O artigo lembra a quantidade de imigrantes trabalhando no Reino Unido e no setor. “Na semana passada, fui à minha dentista… ela é da Hungria. Eu comprei um café de um comerciante de Lisboa, e uma cerveja de um bar de um romeno. No ano passado, eu me submeti a uma cirurgia e os enfermeiros, o pessoal de apoio, e os médicos eram da Índia, Sérvia, Portugal, Lituânia, Egito, Romênia, Turquia e Rússia. O Reino Unido tem um sistema de saúde que é altamente dependente de uma força de trabalho migrante internacional. Cerca de 25% dos especialistas no NHS não são britânicos. Em alguns hospitais universitários de referência, o número é de mais de 50%. A Confederação do NHS diz que há atualmente 130 mil trabalhadores de saúde e assistência oriundos da UE no Reino Unido, incluindo 10% de todos os médicos e 5% dos enfermeiros”.

Algumas considerações importantes feitas pelo jornal The Guardian:

“A maior ameaça para o NHS vem de uma onda de cortes de gastos adicionais que atingem os orçamentos não delimitados, como na assistência social”.

“O efeito mais insidioso do ambiente anti-europeu será o de desencorajar os talentos da UE a trabalharem no sistema de saúde britânico”

“O investimento da UE no Reino Unido em investigação médica será perdido e mais danos podem muito bem ser gerados por um menor crescimento econômico. O eventual acordo sobre o acesso ao mercado único terá enormes implicações para empresas farmacêuticas do Reino Unido e muitas outras”.

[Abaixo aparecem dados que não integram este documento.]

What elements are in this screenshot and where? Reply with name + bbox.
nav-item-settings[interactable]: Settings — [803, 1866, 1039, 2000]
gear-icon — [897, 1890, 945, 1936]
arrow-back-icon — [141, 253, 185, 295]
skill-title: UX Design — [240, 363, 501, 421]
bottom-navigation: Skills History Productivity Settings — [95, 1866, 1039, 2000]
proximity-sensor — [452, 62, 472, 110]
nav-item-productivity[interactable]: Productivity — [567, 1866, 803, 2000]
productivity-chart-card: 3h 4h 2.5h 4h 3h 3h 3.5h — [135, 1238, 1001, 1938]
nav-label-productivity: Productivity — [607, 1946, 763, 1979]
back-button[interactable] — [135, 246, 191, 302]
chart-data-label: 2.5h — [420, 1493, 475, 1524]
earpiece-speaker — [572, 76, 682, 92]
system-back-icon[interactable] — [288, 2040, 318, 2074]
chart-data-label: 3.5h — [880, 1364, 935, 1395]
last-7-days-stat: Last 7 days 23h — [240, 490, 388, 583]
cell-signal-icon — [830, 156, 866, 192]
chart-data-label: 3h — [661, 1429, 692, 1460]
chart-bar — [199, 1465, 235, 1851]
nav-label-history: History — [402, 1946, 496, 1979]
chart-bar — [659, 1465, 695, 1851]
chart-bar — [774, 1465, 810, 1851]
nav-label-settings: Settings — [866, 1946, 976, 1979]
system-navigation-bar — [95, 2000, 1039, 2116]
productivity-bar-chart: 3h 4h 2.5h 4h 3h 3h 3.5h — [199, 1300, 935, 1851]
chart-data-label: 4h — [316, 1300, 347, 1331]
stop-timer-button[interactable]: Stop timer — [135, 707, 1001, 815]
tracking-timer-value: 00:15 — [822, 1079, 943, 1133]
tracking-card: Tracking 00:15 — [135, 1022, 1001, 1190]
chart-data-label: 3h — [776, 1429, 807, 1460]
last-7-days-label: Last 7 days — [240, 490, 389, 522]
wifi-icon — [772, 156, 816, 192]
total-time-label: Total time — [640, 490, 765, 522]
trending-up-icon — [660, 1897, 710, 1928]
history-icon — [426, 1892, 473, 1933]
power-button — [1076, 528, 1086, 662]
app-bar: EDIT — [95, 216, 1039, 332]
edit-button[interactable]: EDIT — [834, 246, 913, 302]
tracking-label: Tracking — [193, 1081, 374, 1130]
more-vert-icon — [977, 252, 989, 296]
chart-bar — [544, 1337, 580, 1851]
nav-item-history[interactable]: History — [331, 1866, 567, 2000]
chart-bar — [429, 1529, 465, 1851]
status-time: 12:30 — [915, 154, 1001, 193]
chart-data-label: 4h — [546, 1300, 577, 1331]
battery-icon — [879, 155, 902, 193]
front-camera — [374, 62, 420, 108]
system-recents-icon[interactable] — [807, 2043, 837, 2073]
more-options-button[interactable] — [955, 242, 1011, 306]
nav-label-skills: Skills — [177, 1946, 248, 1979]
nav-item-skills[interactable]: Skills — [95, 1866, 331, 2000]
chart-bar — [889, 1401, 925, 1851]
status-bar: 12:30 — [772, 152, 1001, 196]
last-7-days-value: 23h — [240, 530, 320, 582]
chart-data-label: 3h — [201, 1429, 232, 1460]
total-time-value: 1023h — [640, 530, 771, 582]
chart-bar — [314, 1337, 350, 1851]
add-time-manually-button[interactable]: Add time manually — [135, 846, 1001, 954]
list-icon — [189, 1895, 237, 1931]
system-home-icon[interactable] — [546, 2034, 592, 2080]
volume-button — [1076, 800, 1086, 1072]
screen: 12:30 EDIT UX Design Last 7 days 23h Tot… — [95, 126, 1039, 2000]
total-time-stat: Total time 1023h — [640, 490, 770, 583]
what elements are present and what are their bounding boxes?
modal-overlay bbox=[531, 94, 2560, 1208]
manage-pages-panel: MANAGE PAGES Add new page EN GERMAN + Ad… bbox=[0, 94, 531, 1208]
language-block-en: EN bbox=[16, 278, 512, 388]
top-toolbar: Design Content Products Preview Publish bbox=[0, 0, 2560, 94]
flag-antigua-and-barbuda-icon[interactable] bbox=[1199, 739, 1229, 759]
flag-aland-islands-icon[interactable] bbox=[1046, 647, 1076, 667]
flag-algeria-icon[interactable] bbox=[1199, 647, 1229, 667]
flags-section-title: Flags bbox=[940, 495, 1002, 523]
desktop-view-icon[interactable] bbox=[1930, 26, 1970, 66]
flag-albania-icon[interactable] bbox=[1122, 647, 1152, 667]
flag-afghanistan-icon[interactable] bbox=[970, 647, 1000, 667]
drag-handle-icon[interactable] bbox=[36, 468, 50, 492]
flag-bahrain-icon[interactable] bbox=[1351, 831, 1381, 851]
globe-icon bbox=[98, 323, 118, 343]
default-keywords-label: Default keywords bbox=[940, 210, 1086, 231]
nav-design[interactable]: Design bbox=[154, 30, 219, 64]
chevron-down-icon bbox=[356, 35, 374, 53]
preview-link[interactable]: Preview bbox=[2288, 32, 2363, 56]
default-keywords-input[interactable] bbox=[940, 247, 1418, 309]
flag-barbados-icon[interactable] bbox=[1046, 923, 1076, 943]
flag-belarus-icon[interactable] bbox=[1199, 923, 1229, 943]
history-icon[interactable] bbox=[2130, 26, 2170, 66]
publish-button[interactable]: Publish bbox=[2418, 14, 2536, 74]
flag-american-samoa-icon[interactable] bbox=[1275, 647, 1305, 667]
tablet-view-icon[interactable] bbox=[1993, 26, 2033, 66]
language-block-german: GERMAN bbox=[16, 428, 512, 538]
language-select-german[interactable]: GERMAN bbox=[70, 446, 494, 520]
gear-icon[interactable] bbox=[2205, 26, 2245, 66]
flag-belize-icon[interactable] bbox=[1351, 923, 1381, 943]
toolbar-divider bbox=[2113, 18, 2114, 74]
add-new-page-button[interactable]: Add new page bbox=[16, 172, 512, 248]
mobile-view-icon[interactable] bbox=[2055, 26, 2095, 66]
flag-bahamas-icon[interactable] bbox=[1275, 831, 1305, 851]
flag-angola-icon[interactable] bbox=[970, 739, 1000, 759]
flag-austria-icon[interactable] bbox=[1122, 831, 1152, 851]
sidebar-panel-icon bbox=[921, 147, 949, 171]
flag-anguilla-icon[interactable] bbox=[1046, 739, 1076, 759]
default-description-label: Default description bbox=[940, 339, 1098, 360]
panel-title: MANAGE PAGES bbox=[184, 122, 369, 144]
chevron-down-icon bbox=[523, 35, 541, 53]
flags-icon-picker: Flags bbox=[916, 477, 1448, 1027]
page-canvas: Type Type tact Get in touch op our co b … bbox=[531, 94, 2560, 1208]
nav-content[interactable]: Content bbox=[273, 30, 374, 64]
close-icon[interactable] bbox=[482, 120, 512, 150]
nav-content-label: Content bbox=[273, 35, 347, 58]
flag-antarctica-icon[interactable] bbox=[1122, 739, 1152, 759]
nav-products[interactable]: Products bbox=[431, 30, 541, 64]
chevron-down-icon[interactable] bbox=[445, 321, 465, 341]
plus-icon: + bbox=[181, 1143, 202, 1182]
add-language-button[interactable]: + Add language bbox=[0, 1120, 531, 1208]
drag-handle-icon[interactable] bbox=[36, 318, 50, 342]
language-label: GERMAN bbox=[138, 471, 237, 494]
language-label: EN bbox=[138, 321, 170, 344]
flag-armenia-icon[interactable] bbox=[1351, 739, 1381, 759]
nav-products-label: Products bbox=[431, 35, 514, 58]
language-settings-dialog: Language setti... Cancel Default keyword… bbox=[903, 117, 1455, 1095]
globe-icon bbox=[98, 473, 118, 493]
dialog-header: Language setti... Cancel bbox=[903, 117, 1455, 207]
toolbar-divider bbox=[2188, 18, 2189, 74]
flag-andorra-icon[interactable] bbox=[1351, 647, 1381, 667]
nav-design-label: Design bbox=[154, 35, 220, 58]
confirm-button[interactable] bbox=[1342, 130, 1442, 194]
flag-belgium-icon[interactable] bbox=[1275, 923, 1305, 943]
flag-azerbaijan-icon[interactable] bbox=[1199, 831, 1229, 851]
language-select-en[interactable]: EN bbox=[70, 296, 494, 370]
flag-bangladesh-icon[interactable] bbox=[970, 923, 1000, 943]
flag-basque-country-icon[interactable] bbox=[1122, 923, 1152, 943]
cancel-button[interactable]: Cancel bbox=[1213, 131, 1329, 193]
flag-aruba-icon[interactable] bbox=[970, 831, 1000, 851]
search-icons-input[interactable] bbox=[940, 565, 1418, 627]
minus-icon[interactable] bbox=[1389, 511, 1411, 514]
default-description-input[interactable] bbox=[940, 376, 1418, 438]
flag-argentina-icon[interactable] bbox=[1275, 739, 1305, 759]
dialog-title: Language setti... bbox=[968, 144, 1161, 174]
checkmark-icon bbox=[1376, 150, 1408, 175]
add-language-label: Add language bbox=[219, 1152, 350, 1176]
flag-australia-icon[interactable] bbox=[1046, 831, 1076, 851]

“O voto a favor do Brexit poderia minar equipes, pesquisas, reforma dos serviços, descentralização e financiamento”

“O sistema de saúde não tem nada a comemorar”

“Em torno de 10% dos profissionais do NHS são da UE. Eles estão conectados a habilidades e escassez de pessoal em um país que tem uma população envelhecida. Alguns deles estão com medo de que seus futuros empregos estejam em risco”. A Confederação do NHS lançou uma campanha no Twitter chamada #LoveOurEUStaff (Amor a nossa equipe da EU, em tradução livre), apoiado pela saúde privada.

O impacto da Brexit sobre turismo médico

Segundo Keith Pollard, “no curto prazo, as coisas provavelmente não mudarão muito. A desaceleração da economia e das finanças públicas podem ser um bônus para o turismo médico de saída do Reino Unido, conforme os pacientes britânicos procuram economizar dinheiro em tratamento e escapar da lista de espera que provavelmente vai crescer. Nós podemos ver o aumento da utilização dos direitos dos doentes no âmbito da Directive EU (Regulamentos e legislações referentes à União Europeia). Mas a verdade é que só o tempo dirá. Então, por enquanto temos que trabalhar normalmente”, conclui o artigo.